According to the study, which involved 60 patients with diabetic neuropathy and 40 patients with idiopathic neuropathy, the authors performed neurolysis of the peroneal nerve at the knee and the dorsum of the foot. They also released the tibial nerve in the four medial ankle tunnels.
The improved balance is important as it can prevent falls and further injury, according to study co-author A. Lee Dellon, MD, a Professor of Plastic Surgery and Neurosurgery at Johns Hopkins University in Baltimore. Researchers of the JAPMA study say the study is the first to depict a change in balance associated with restoring sensation. However, they note a previous report that demonstrated a relationship between progressive losses of sensation and balance.
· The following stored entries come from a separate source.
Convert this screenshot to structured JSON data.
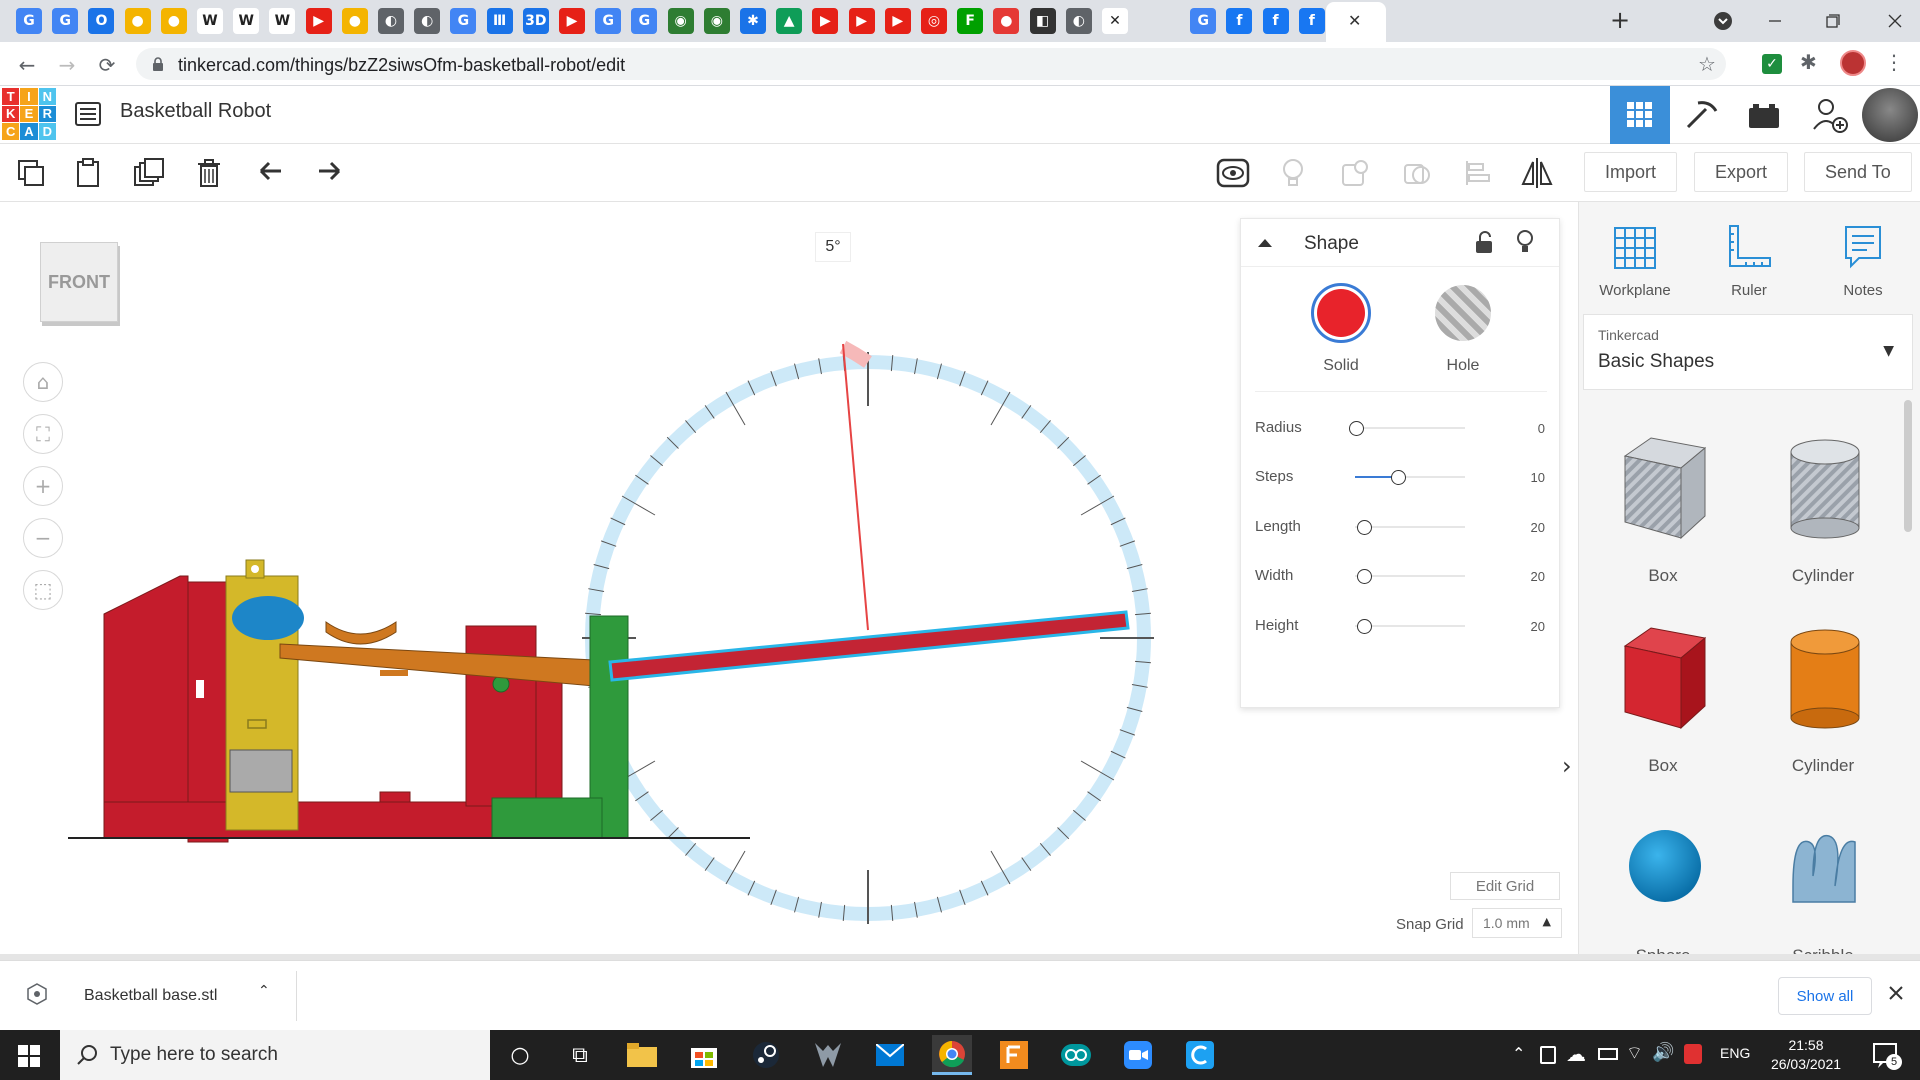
{
  "browser": {
    "url": "tinkercad.com/things/bzZ2siwsOfm-basketball-robot/edit",
    "new_tab_glyph": "+",
    "close_tab_glyph": "✕",
    "favicon_colors": [
      "#4285f4",
      "#4285f4",
      "#1a73e8",
      "#f4b400",
      "#f4b400",
      "#ffffff",
      "#ffffff",
      "#ffffff",
      "#e62117",
      "#f4b400",
      "#5f6368",
      "#5f6368",
      "#4285f4",
      "#1a73e8",
      "#1a73e8",
      "#e62117",
      "#4285f4",
      "#4285f4",
      "#2e7d32",
      "#2e7d32",
      "#1a73e8",
      "#0f9d58",
      "#e62117",
      "#e62117",
      "#e62117",
      "#e62117",
      "#00a000",
      "#e53935",
      "#333333",
      "#5f6368",
      "#ffffff",
      "#4285f4",
      "#1877f2",
      "#1877f2",
      "#1877f2",
      "#111111"
    ],
    "favicon_glyphs": [
      "G",
      "G",
      "O",
      "●",
      "●",
      "W",
      "W",
      "W",
      "▶",
      "●",
      "◐",
      "◐",
      "G",
      "Ⅲ",
      "3D",
      "▶",
      "G",
      "G",
      "◉",
      "◉",
      "✱",
      "▲",
      "▶",
      "▶",
      "▶",
      "◎",
      "F",
      "●",
      "◧",
      "◐",
      "✕",
      "G",
      "f",
      "f",
      "f",
      "F"
    ]
  },
  "tinkercad": {
    "logo_letters": [
      "T",
      "I",
      "N",
      "K",
      "E",
      "R",
      "C",
      "A",
      "D"
    ],
    "logo_colors": [
      "#e8302d",
      "#f6a41a",
      "#4fc4ee",
      "#e8302d",
      "#f6a41a",
      "#1c8dd6",
      "#f6a41a",
      "#1c8dd6",
      "#4fc4ee"
    ],
    "project_title": "Basketball Robot",
    "toolbar": {
      "import": "Import",
      "export": "Export",
      "send_to": "Send To"
    }
  },
  "workspace": {
    "view_label": "FRONT",
    "angle_readout": "5°"
  },
  "inspector": {
    "title": "Shape",
    "solid_label": "Solid",
    "hole_label": "Hole",
    "solid_color": "#e8232b",
    "properties": [
      {
        "label": "Radius",
        "value": "0"
      },
      {
        "label": "Steps",
        "value": "10"
      },
      {
        "label": "Length",
        "value": "20"
      },
      {
        "label": "Width",
        "value": "20"
      },
      {
        "label": "Height",
        "value": "20"
      }
    ],
    "edit_grid": "Edit Grid",
    "snap_grid_label": "Snap Grid",
    "snap_grid_value": "1.0 mm"
  },
  "library": {
    "tools": [
      {
        "label": "Workplane",
        "icon": "workplane-icon"
      },
      {
        "label": "Ruler",
        "icon": "ruler-icon"
      },
      {
        "label": "Notes",
        "icon": "notes-icon"
      }
    ],
    "category_small": "Tinkercad",
    "category": "Basic Shapes",
    "shapes": [
      {
        "label": "Box",
        "kind": "box-hole"
      },
      {
        "label": "Cylinder",
        "kind": "cylinder-hole"
      },
      {
        "label": "Box",
        "kind": "box-red"
      },
      {
        "label": "Cylinder",
        "kind": "cylinder-orange"
      },
      {
        "label": "Sphere",
        "kind": "sphere-blue"
      },
      {
        "label": "Scribble",
        "kind": "scribble"
      }
    ]
  },
  "downloads": {
    "file_name": "Basketball base.stl",
    "show_all": "Show all"
  },
  "taskbar": {
    "search_placeholder": "Type here to search",
    "language": "ENG",
    "time": "21:58",
    "date": "26/03/2021",
    "notification_count": "5"
  }
}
In regard to neuropathic pain, the study found that the majority of patients had significant pain reduction a year after undergoing the surgery. Researchers ranked patients’ pain on a visual analog scale (VAS) from 1 to 10 (with 10 being the worst pain) and found that 86 percent of those with preoperative pain higher than a 5 on the VAS showed postoperative improvement. Out of the 99 patients who related having pre-op pain, their pain after surgery improved by an average of 6.4 points on the VAS. Forty-four patients reported pain at the highest level of 10 before surgery but only 2 percent of these patients noted their post-op pain at 10 on the VAS, according to the JAPMA study.
Stephanie Wu, DPM, says peripheral nerve decompression may be effective when nerve compression and entrapment contribute to neuropathy. On the other hand, surgical decompression may not be as effective when nerve entrapment and compression do not contribute to neuropathy, notes Dr. Wu, an Assistant Professor in the Department of Surgery at the William M. Scholl College of Podiatric Medicine at Rosalind Franklin University School of Medicine.
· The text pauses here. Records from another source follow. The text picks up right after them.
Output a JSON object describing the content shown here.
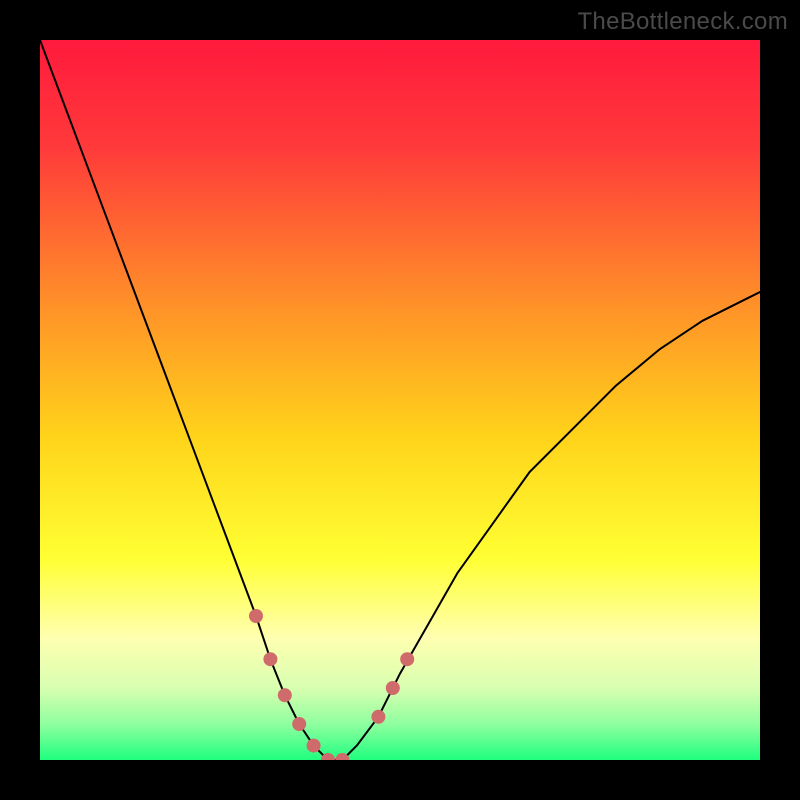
{
  "watermark": "TheBottleneck.com",
  "chart_data": {
    "type": "line",
    "title": "",
    "xlabel": "",
    "ylabel": "",
    "xlim": [
      0,
      100
    ],
    "ylim": [
      0,
      100
    ],
    "background_gradient": {
      "stops": [
        {
          "offset": 0.0,
          "color": "#ff1a3d"
        },
        {
          "offset": 0.15,
          "color": "#ff3a3a"
        },
        {
          "offset": 0.35,
          "color": "#ff8a2a"
        },
        {
          "offset": 0.55,
          "color": "#ffd31a"
        },
        {
          "offset": 0.72,
          "color": "#ffff33"
        },
        {
          "offset": 0.83,
          "color": "#ffffb0"
        },
        {
          "offset": 0.9,
          "color": "#d8ffb0"
        },
        {
          "offset": 0.95,
          "color": "#8fff9f"
        },
        {
          "offset": 1.0,
          "color": "#1fff7f"
        }
      ]
    },
    "series": [
      {
        "name": "bottleneck-curve",
        "stroke": "#000000",
        "stroke_width": 2,
        "x": [
          0,
          3,
          6,
          9,
          12,
          15,
          18,
          21,
          24,
          27,
          30,
          32,
          34,
          36,
          38,
          40,
          42,
          44,
          47,
          50,
          54,
          58,
          63,
          68,
          74,
          80,
          86,
          92,
          98,
          100
        ],
        "y": [
          100,
          92,
          84,
          76,
          68,
          60,
          52,
          44,
          36,
          28,
          20,
          14,
          9,
          5,
          2,
          0,
          0,
          2,
          6,
          12,
          19,
          26,
          33,
          40,
          46,
          52,
          57,
          61,
          64,
          65
        ]
      }
    ],
    "markers": [
      {
        "name": "left-valley-markers",
        "color": "#cf6b6b",
        "radius": 7,
        "points": [
          {
            "x": 30,
            "y": 20
          },
          {
            "x": 32,
            "y": 14
          },
          {
            "x": 34,
            "y": 9
          },
          {
            "x": 36,
            "y": 5
          },
          {
            "x": 38,
            "y": 2
          },
          {
            "x": 40,
            "y": 0
          },
          {
            "x": 42,
            "y": 0
          }
        ]
      },
      {
        "name": "right-valley-markers",
        "color": "#cf6b6b",
        "radius": 7,
        "points": [
          {
            "x": 47,
            "y": 6
          },
          {
            "x": 49,
            "y": 10
          },
          {
            "x": 51,
            "y": 14
          }
        ]
      }
    ]
  }
}
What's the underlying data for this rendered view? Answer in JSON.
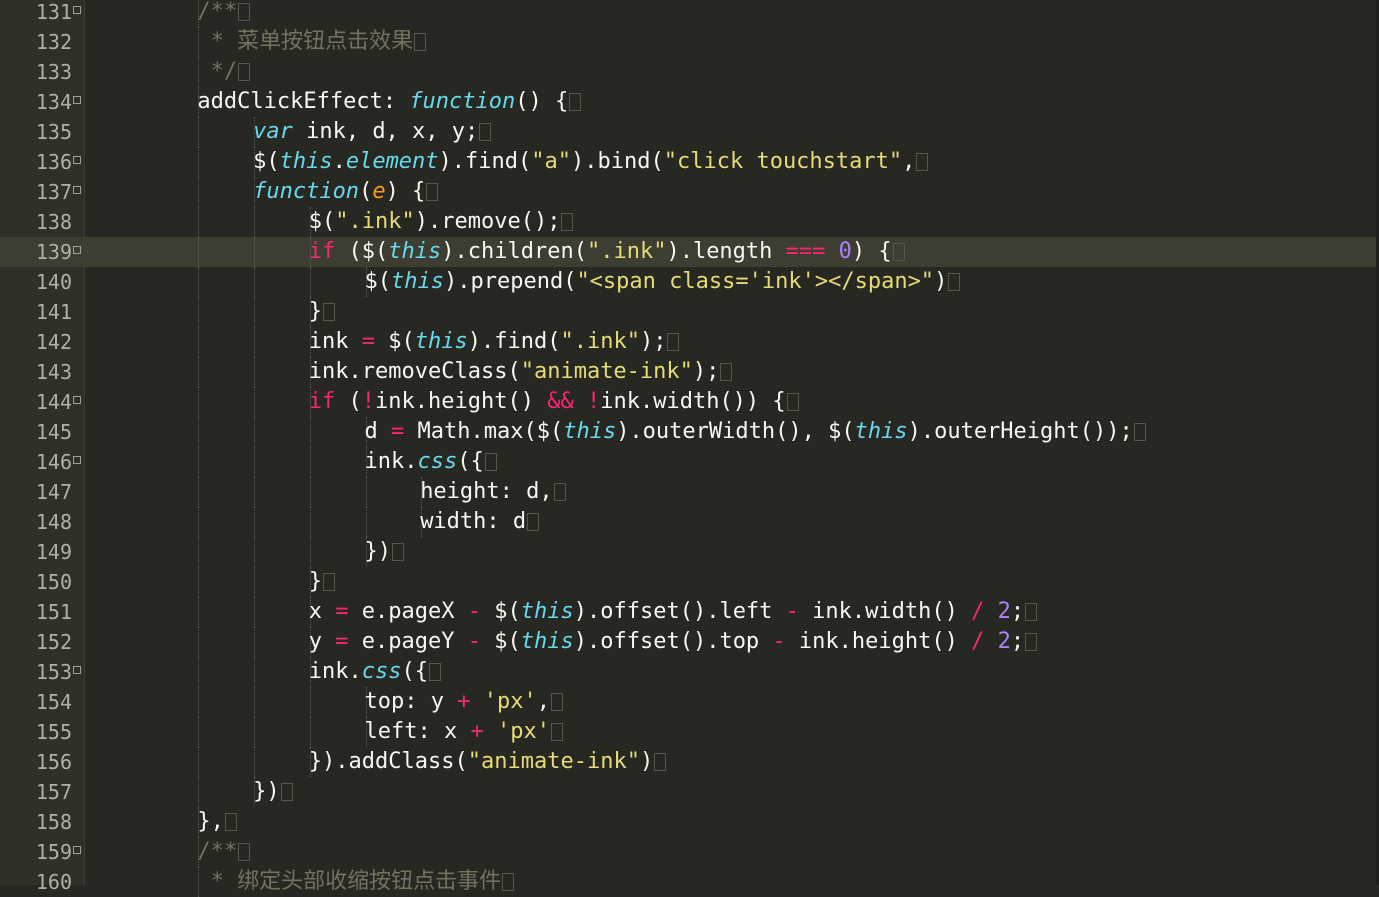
{
  "editor": {
    "theme": "monokai",
    "colors": {
      "background": "#272822",
      "comment": "#75715e",
      "keyword": "#f92672",
      "storage": "#66d9ef",
      "string": "#e6db74",
      "number": "#ae81ff",
      "parameter": "#fd971f",
      "plain": "#f8f8f2"
    },
    "current_line": 139,
    "lines": [
      {
        "num": "131",
        "fold": true,
        "indent": 2,
        "tokens": [
          [
            "c",
            "/**"
          ]
        ]
      },
      {
        "num": "132",
        "fold": false,
        "indent": 2,
        "tokens": [
          [
            "c",
            " * 菜单按钮点击效果"
          ]
        ]
      },
      {
        "num": "133",
        "fold": false,
        "indent": 2,
        "tokens": [
          [
            "c",
            " */"
          ]
        ]
      },
      {
        "num": "134",
        "fold": true,
        "indent": 2,
        "tokens": [
          [
            "p",
            "addClickEffect: "
          ],
          [
            "s",
            "function"
          ],
          [
            "p",
            "() {"
          ]
        ]
      },
      {
        "num": "135",
        "fold": false,
        "indent": 3,
        "tokens": [
          [
            "s",
            "var"
          ],
          [
            "p",
            " ink, d, x, y;"
          ]
        ]
      },
      {
        "num": "136",
        "fold": true,
        "indent": 3,
        "tokens": [
          [
            "p",
            "$("
          ],
          [
            "t",
            "this"
          ],
          [
            "p",
            "."
          ],
          [
            "r",
            "element"
          ],
          [
            "p",
            ").find("
          ],
          [
            "q",
            "\"a\""
          ],
          [
            "p",
            ").bind("
          ],
          [
            "q",
            "\"click touchstart\""
          ],
          [
            "p",
            ","
          ]
        ]
      },
      {
        "num": "137",
        "fold": true,
        "indent": 3,
        "tokens": [
          [
            "s",
            "function"
          ],
          [
            "p",
            "("
          ],
          [
            "a",
            "e"
          ],
          [
            "p",
            ") {"
          ]
        ]
      },
      {
        "num": "138",
        "fold": false,
        "indent": 4,
        "tokens": [
          [
            "p",
            "$("
          ],
          [
            "q",
            "\".ink\""
          ],
          [
            "p",
            ").remove();"
          ]
        ]
      },
      {
        "num": "139",
        "fold": true,
        "indent": 4,
        "tokens": [
          [
            "k",
            "if"
          ],
          [
            "p",
            " ($("
          ],
          [
            "t",
            "this"
          ],
          [
            "p",
            ").children("
          ],
          [
            "q",
            "\".ink\""
          ],
          [
            "p",
            ").length "
          ],
          [
            "o",
            "==="
          ],
          [
            "p",
            " "
          ],
          [
            "n",
            "0"
          ],
          [
            "p",
            ") {"
          ]
        ]
      },
      {
        "num": "140",
        "fold": false,
        "indent": 5,
        "tokens": [
          [
            "p",
            "$("
          ],
          [
            "t",
            "this"
          ],
          [
            "p",
            ").prepend("
          ],
          [
            "q",
            "\"<span class='ink'></span>\""
          ],
          [
            "p",
            ")"
          ]
        ]
      },
      {
        "num": "141",
        "fold": false,
        "indent": 4,
        "tokens": [
          [
            "p",
            "}"
          ]
        ]
      },
      {
        "num": "142",
        "fold": false,
        "indent": 4,
        "tokens": [
          [
            "p",
            "ink "
          ],
          [
            "o",
            "="
          ],
          [
            "p",
            " $("
          ],
          [
            "t",
            "this"
          ],
          [
            "p",
            ").find("
          ],
          [
            "q",
            "\".ink\""
          ],
          [
            "p",
            ");"
          ]
        ]
      },
      {
        "num": "143",
        "fold": false,
        "indent": 4,
        "tokens": [
          [
            "p",
            "ink.removeClass("
          ],
          [
            "q",
            "\"animate-ink\""
          ],
          [
            "p",
            ");"
          ]
        ]
      },
      {
        "num": "144",
        "fold": true,
        "indent": 4,
        "tokens": [
          [
            "k",
            "if"
          ],
          [
            "p",
            " ("
          ],
          [
            "o",
            "!"
          ],
          [
            "p",
            "ink.height() "
          ],
          [
            "o",
            "&&"
          ],
          [
            "p",
            " "
          ],
          [
            "o",
            "!"
          ],
          [
            "p",
            "ink.width()) {"
          ]
        ]
      },
      {
        "num": "145",
        "fold": false,
        "indent": 5,
        "tokens": [
          [
            "p",
            "d "
          ],
          [
            "o",
            "="
          ],
          [
            "p",
            " Math.max($("
          ],
          [
            "t",
            "this"
          ],
          [
            "p",
            ").outerWidth(), $("
          ],
          [
            "t",
            "this"
          ],
          [
            "p",
            ").outerHeight());"
          ]
        ]
      },
      {
        "num": "146",
        "fold": true,
        "indent": 5,
        "tokens": [
          [
            "p",
            "ink."
          ],
          [
            "r",
            "css"
          ],
          [
            "p",
            "({"
          ]
        ]
      },
      {
        "num": "147",
        "fold": false,
        "indent": 6,
        "tokens": [
          [
            "p",
            "height: d,"
          ]
        ]
      },
      {
        "num": "148",
        "fold": false,
        "indent": 6,
        "tokens": [
          [
            "p",
            "width: d"
          ]
        ]
      },
      {
        "num": "149",
        "fold": false,
        "indent": 5,
        "tokens": [
          [
            "p",
            "})"
          ]
        ]
      },
      {
        "num": "150",
        "fold": false,
        "indent": 4,
        "tokens": [
          [
            "p",
            "}"
          ]
        ]
      },
      {
        "num": "151",
        "fold": false,
        "indent": 4,
        "tokens": [
          [
            "p",
            "x "
          ],
          [
            "o",
            "="
          ],
          [
            "p",
            " e.pageX "
          ],
          [
            "o",
            "-"
          ],
          [
            "p",
            " $("
          ],
          [
            "t",
            "this"
          ],
          [
            "p",
            ").offset().left "
          ],
          [
            "o",
            "-"
          ],
          [
            "p",
            " ink.width() "
          ],
          [
            "o",
            "/"
          ],
          [
            "p",
            " "
          ],
          [
            "n",
            "2"
          ],
          [
            "p",
            ";"
          ]
        ]
      },
      {
        "num": "152",
        "fold": false,
        "indent": 4,
        "tokens": [
          [
            "p",
            "y "
          ],
          [
            "o",
            "="
          ],
          [
            "p",
            " e.pageY "
          ],
          [
            "o",
            "-"
          ],
          [
            "p",
            " $("
          ],
          [
            "t",
            "this"
          ],
          [
            "p",
            ").offset().top "
          ],
          [
            "o",
            "-"
          ],
          [
            "p",
            " ink.height() "
          ],
          [
            "o",
            "/"
          ],
          [
            "p",
            " "
          ],
          [
            "n",
            "2"
          ],
          [
            "p",
            ";"
          ]
        ]
      },
      {
        "num": "153",
        "fold": true,
        "indent": 4,
        "tokens": [
          [
            "p",
            "ink."
          ],
          [
            "r",
            "css"
          ],
          [
            "p",
            "({"
          ]
        ]
      },
      {
        "num": "154",
        "fold": false,
        "indent": 5,
        "tokens": [
          [
            "p",
            "top: y "
          ],
          [
            "o",
            "+"
          ],
          [
            "p",
            " "
          ],
          [
            "q",
            "'px'"
          ],
          [
            "p",
            ","
          ]
        ]
      },
      {
        "num": "155",
        "fold": false,
        "indent": 5,
        "tokens": [
          [
            "p",
            "left: x "
          ],
          [
            "o",
            "+"
          ],
          [
            "p",
            " "
          ],
          [
            "q",
            "'px'"
          ]
        ]
      },
      {
        "num": "156",
        "fold": false,
        "indent": 4,
        "tokens": [
          [
            "p",
            "}).addClass("
          ],
          [
            "q",
            "\"animate-ink\""
          ],
          [
            "p",
            ")"
          ]
        ]
      },
      {
        "num": "157",
        "fold": false,
        "indent": 3,
        "tokens": [
          [
            "p",
            "})"
          ]
        ]
      },
      {
        "num": "158",
        "fold": false,
        "indent": 2,
        "tokens": [
          [
            "p",
            "},"
          ]
        ]
      },
      {
        "num": "159",
        "fold": true,
        "indent": 2,
        "tokens": [
          [
            "c",
            "/**"
          ]
        ]
      },
      {
        "num": "160",
        "fold": false,
        "indent": 2,
        "tokens": [
          [
            "c",
            " * 绑定头部收缩按钮点击事件"
          ]
        ]
      }
    ]
  }
}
How Does Nerve Decompression Compare To Medications For Neuropathy?
Does the surgery provide greater relief than the various pharmaceuticals available? Medications for neuropathy, such as gabapentin (Neurontin, Pfizer) or duloxetine HCl (Cymbalta, Eli Lilly), distract the brain from the “pain message” and treatments such as Anodyne (Anodyne Therapy) have no proven long-term efficacy, according to Dr. Dellon. As he asserts, medication neither prevents nor alters the progressive loss of nerve functioning in those with neuropathy.
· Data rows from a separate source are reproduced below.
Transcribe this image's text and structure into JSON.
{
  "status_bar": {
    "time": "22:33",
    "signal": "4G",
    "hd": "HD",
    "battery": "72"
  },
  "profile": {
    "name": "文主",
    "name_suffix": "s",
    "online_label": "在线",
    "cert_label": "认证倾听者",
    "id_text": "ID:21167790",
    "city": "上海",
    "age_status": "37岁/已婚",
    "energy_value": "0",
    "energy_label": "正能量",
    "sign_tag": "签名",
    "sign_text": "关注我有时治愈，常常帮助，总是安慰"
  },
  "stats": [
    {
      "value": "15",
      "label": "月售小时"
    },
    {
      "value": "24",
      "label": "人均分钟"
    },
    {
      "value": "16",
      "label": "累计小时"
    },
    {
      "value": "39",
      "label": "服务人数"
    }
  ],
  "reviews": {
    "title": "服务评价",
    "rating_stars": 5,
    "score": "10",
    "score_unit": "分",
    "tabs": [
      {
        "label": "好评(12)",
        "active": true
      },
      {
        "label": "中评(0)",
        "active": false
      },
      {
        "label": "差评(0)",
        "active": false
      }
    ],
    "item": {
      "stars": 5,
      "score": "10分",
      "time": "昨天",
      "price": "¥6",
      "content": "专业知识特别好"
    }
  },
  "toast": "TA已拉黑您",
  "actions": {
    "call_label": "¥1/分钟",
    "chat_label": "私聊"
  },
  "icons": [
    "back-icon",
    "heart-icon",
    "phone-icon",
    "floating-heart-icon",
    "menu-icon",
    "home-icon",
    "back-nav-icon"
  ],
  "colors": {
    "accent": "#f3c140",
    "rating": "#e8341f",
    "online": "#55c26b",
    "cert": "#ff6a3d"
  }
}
Furthermore, the JAPMA study suggests peripheral nerve decompression may decrease patients’ post-op need for medications. Ninety-nine patients had taken pain medication before surgery while only 22 continued taking the same dose of medication after surgery, according to the study.
When it comes to treating neuropathy with medication, Dr. Wu says no drug available in the United States would repair the underlying nerve damage and have the effect on balance as the JAPMA study reported of the peripheral nerve decompression. While she notes that alpha lipoic acid has shown promise in treating diabetic peripheral and autonomic neuropathy, Dr. Wu says its affect on proprioception was not assessed during randomized trials.